O Prêmio MídiaQ foi criado em 2004 pelo Midiativa – Centro Brasileiro de Mídia para Crianças e Adolescentes, após a realização da pesquisa com crianças, além de mães e pais com filhos de 4 a 17 anos, das classes A, B e C, sobre a qualidade da programação da TV aberta no Brasil.
O levantamento feito pela Multifocus Pesquisa de Mercado e a equipe Midiativa, organização criada no ano de 2002, revelou o que as crianças preferiam ver na televisão e o que as famílias esperavam das produções numa época em que a oferta de programação televisiva adequada para o público infantil estava rareando no Brasil.
“Era uma época de poucos programas e não eram tantas as TVs por assinatura dedicadas 24 horas para crianças.
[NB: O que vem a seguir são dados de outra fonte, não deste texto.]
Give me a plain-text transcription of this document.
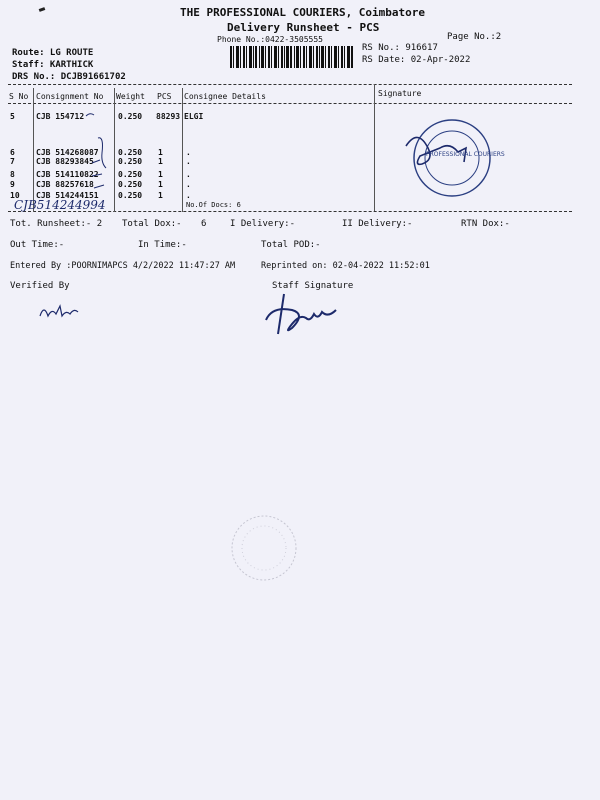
THE PROFESSIONAL COURIERS, Coimbatore
Delivery Runsheet - PCS
Phone No.:0422-3505555	Page No.:2
Route: LG ROUTE
Staff: KARTHICK
DRS No.: DCJB91661702
RS No.: 916617
RS Date: 02-Apr-2022
S No Consignment No Weight PCS Consignee Details	Signature
5	CJB 154712	0.250 88293 ELGI
6	CJB 514268087 0.250 1	.
7	CJB 88293845	0.250 1	.
8	CJB 514110822 0.250 1	.
9	CJB 88257618	0.250 1	.
10 CJB 514244151 0.250 1	.
No.Of Docs: 6
CJB514244994
PROFESSIONAL COURIERS
Tot. Runsheet:- 2 Total Dox:- 6	I Delivery:-	II Delivery:-	RTN Dox:-
Out Time:-	In Time:-	Total POD:-
Entered By :POORNIMAPCS 4/2/2022 11:47:27 AM	Reprinted on: 02-04-2022 11:52:01
Verified By	Staff Signature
Não existiam ainda os 12 canais dedicados a diferentes faixas etárias e gêneros como vemos hoje. Nada de streaming ou de escolhas via internet, Youtube, etc…Mas o que existia sim era uma preocupação na sociedade pela ‘baixaria’ na TV e o amplo acesso das crianças a todo tipo de programação”, lembra Beth Carmona, diretora presidente do Midiativa.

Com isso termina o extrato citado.